Yi Xue
Title: Three-dimensional multi-site random access photostimulation (3D-MAP)
Abstract: Optical control of neural ensemble activity has been crucial for understanding brain function and disease, yet no technology can achieve optogenetic control of very large numbers of neurons at extremely fast rates over a large volume. State-of-the-art multiphoton holographic optogenetics requires high power illumination that only address relatively small populations of neurons in parallel. Conversely, one-photon holographic techniques can stimulate more neurons but with a trade-off between resolution and addressable volume. We introduce a new one-photon light sculpting technique, termed Three-Dimensional Multi-site random Access Photostimulation (3D-MAP), that simultaneously overcomes all these limitations by dynamically modulating light in both the spatial and angular domain at multi-kHz rates. Electrophysiological measurements confirm that 3D-MAP achieves high spatial precision in vitro and in vivo. Using 3D-MAP, we then interrogate neural circuits with 3D multi-site illumination with high resolution over a large volume of intact brain that existing techniques cannot achieve.
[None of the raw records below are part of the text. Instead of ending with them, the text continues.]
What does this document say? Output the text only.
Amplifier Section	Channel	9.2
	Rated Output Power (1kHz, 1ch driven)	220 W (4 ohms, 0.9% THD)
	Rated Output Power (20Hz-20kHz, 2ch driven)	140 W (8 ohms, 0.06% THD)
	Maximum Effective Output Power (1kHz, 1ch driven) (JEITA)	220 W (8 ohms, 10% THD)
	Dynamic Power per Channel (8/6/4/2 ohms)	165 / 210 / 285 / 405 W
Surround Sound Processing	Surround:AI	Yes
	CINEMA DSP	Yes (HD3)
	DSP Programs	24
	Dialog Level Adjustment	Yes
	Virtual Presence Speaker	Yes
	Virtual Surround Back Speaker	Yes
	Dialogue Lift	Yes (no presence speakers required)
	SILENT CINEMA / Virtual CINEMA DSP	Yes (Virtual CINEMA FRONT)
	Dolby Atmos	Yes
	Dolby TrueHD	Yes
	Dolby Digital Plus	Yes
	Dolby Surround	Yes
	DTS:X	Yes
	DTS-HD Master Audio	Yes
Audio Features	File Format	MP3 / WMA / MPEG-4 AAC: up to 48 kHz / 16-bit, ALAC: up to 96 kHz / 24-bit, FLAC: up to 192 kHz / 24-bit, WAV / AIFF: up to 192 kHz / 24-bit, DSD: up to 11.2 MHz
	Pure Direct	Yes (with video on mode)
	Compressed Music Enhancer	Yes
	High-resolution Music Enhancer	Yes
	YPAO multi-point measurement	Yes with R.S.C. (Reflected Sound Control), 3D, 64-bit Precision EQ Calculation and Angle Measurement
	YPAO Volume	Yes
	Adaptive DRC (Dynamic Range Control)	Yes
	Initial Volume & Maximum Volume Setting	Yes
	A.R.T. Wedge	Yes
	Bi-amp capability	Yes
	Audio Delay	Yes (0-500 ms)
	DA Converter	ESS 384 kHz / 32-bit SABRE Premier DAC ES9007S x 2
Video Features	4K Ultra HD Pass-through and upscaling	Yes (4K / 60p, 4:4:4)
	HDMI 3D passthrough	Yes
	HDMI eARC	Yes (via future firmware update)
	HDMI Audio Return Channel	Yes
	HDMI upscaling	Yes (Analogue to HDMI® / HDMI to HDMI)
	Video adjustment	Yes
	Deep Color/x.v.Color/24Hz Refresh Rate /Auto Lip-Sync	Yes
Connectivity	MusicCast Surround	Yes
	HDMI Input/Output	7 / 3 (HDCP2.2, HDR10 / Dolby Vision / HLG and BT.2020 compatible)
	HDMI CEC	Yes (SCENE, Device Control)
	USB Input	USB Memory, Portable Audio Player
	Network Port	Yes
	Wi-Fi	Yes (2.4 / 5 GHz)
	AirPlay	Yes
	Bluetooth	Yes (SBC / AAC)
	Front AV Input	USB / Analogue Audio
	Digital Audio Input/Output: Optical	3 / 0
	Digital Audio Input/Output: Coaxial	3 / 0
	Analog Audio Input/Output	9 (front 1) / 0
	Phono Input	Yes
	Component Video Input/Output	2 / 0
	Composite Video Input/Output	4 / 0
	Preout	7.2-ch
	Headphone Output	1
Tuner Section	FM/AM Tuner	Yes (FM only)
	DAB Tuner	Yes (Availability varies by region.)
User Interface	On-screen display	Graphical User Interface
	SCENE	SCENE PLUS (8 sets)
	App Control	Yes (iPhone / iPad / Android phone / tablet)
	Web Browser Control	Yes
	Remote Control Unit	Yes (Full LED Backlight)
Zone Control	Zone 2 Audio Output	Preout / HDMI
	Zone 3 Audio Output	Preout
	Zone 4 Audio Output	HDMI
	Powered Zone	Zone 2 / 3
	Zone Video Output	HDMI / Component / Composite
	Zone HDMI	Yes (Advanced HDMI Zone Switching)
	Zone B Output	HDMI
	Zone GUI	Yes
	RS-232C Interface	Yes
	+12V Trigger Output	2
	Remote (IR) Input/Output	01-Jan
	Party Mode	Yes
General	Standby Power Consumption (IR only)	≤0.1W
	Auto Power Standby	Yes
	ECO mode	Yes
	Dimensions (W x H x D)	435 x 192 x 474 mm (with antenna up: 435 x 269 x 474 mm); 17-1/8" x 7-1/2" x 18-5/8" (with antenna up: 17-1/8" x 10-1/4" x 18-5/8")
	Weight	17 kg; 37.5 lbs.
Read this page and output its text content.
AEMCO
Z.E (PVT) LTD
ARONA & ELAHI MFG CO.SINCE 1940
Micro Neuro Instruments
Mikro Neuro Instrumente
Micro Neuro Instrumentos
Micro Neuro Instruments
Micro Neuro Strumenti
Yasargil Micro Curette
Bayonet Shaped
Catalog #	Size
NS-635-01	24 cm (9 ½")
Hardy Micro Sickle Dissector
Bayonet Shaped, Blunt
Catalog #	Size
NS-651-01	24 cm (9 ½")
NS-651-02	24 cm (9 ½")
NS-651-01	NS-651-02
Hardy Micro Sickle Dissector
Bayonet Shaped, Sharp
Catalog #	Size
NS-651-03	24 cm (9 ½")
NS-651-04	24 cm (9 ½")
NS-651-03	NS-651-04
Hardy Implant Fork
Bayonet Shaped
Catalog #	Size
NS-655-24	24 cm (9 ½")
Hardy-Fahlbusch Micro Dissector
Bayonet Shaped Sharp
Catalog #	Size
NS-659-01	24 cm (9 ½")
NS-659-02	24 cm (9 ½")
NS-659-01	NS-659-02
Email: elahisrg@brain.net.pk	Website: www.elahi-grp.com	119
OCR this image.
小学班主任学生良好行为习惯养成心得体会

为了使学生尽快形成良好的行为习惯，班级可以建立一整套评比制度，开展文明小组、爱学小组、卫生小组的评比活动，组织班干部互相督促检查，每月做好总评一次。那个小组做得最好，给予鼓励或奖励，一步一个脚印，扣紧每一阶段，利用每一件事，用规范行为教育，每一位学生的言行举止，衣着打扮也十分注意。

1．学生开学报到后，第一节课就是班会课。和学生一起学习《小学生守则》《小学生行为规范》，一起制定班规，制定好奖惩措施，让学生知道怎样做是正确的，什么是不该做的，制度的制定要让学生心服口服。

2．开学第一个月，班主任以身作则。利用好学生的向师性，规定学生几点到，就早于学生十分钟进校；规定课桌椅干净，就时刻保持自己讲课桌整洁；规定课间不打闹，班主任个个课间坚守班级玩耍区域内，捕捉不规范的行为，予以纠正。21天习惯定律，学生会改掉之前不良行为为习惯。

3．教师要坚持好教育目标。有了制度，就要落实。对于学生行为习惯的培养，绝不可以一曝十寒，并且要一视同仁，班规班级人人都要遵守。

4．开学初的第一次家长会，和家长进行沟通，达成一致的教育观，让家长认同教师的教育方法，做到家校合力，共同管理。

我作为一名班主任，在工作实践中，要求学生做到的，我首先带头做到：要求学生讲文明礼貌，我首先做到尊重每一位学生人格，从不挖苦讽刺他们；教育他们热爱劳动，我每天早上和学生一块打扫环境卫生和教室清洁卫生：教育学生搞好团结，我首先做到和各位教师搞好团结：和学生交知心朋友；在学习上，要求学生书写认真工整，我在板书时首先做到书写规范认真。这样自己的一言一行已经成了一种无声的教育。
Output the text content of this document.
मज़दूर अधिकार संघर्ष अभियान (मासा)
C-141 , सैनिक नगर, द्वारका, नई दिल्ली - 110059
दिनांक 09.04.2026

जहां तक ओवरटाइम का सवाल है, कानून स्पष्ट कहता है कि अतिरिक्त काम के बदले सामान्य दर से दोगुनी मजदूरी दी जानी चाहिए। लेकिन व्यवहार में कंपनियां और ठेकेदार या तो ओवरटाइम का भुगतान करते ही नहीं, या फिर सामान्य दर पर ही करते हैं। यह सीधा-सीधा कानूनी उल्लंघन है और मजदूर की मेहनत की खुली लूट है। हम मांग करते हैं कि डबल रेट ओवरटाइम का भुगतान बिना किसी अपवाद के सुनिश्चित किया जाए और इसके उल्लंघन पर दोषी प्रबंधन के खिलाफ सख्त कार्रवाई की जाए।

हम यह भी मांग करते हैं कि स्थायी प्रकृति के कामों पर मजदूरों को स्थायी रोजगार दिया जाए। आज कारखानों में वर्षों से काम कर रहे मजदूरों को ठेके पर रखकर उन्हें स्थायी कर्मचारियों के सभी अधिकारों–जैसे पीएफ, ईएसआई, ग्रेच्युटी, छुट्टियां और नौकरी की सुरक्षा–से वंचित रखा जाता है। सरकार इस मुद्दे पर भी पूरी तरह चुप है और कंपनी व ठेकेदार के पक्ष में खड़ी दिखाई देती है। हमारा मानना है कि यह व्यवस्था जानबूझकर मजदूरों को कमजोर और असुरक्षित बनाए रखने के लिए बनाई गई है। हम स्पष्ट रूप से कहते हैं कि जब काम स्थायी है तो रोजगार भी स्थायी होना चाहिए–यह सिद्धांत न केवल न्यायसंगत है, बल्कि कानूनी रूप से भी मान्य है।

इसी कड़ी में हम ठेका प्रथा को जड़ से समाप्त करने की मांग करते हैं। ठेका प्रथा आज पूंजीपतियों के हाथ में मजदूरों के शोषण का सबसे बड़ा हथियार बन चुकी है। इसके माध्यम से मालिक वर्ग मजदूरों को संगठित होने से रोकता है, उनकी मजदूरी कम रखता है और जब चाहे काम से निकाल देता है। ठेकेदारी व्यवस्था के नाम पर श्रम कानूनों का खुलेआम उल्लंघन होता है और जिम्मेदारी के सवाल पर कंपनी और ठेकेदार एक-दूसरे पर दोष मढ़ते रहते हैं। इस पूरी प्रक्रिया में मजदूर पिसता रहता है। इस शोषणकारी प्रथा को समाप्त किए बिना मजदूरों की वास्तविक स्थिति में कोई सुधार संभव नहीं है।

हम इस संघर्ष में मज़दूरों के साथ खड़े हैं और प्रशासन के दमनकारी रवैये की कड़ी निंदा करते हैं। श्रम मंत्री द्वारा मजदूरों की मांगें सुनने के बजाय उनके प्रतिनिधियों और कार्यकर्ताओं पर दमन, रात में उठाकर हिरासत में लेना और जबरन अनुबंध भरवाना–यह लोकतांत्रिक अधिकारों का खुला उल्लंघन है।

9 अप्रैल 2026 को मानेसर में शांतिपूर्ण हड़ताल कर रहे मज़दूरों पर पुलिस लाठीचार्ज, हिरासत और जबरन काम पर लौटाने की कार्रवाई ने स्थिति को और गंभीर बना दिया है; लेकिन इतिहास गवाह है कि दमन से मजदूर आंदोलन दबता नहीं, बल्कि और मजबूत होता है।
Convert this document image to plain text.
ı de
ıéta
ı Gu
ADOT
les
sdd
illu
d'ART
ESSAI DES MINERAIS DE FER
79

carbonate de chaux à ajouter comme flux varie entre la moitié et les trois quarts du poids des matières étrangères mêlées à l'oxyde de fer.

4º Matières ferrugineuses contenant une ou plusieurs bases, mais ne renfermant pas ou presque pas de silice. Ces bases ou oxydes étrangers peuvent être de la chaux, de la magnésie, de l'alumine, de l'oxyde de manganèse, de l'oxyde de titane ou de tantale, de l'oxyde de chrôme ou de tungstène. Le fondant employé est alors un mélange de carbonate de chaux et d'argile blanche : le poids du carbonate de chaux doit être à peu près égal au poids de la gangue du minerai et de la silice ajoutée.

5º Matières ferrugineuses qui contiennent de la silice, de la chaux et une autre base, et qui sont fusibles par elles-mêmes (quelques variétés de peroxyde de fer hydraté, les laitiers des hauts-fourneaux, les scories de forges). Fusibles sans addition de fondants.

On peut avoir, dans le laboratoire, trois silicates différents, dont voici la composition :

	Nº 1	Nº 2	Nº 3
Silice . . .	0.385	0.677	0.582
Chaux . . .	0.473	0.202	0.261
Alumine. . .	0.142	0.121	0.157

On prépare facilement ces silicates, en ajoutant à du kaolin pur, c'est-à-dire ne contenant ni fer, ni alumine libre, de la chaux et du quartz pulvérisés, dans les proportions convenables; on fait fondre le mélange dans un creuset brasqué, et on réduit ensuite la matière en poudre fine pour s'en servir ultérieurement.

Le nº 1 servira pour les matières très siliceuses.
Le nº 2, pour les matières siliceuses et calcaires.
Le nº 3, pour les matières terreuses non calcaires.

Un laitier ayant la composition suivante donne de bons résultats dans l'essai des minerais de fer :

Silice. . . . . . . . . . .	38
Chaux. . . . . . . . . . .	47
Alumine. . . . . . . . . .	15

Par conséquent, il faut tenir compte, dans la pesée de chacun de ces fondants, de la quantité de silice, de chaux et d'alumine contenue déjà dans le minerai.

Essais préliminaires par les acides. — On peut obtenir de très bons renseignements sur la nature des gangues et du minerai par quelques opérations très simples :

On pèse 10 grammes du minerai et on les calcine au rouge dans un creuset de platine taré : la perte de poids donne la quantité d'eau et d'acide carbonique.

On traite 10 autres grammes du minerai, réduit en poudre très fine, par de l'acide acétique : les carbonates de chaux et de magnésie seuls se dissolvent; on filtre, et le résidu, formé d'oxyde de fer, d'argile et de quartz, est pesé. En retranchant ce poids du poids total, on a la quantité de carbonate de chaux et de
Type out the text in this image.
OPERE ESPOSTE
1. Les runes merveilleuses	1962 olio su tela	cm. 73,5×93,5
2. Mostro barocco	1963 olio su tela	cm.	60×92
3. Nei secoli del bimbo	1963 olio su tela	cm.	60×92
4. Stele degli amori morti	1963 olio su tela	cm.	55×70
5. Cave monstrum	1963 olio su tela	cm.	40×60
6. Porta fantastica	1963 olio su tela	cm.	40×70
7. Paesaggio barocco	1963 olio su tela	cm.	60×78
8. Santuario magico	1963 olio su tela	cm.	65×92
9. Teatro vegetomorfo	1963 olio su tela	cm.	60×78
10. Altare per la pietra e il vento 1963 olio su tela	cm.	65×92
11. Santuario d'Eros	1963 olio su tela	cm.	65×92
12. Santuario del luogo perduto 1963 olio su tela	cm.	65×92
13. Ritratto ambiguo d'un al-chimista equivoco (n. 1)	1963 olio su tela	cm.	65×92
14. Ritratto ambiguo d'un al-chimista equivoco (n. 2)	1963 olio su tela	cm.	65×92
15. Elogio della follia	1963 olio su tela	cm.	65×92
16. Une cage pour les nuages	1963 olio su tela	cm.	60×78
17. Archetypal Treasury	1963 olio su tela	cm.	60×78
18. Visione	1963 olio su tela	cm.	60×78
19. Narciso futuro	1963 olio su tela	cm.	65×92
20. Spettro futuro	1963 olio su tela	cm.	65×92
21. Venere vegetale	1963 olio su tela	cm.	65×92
Biography: Dr. Xue is a postdoctoral scholar in Prof. Laura Waller's group, Dept. of EECS, UC Berkeley. His research projects focus on the interdisciplinary field that draws from optics and neuroscience. His current project is to design optical microscopy along with computational techniques for optogenetics and fluorescence imaging. He completed my PhD and master’s degree in Mechanical Engineering at MIT, and my bachelor’s degree in Optical Engineering at Zhejiang University, China.
Yunshan Jiang
Title: Time stretch LiDAR
Abstract: The need for imaging and ranging in robotics and self-driving has brought LiDAR to the forefront of consumer technology. Among various approaches, time-of-flight ranging sets the benchmark for robust operation due to illumination with high-energy pulses and direct detection. Traditional methods based on mechanical scanning are inherently slow, bulky and prone to failure and are not well suited for the emerging applications. Conversely, spectrally scanning using tunable lasers is an inertia-free solution that offers fast scanning. In this presentation, we introduce Time-stretch LiDAR. Firstly proposed and implemented at UCLA, it is the first spectrum-scanned time-of-flight LiDAR and achieves ~MHz line scan rate with up to 256 pixels per line with a single laser and a single APD detector. The system allows foveated imaging for adaptive and efficient sampling of the target, an approach that is a potential solution to the big data problem in 3D imaging. We would also discuss how the detection range of the LiDAR can be extended with Optical Dynamic Range Compression.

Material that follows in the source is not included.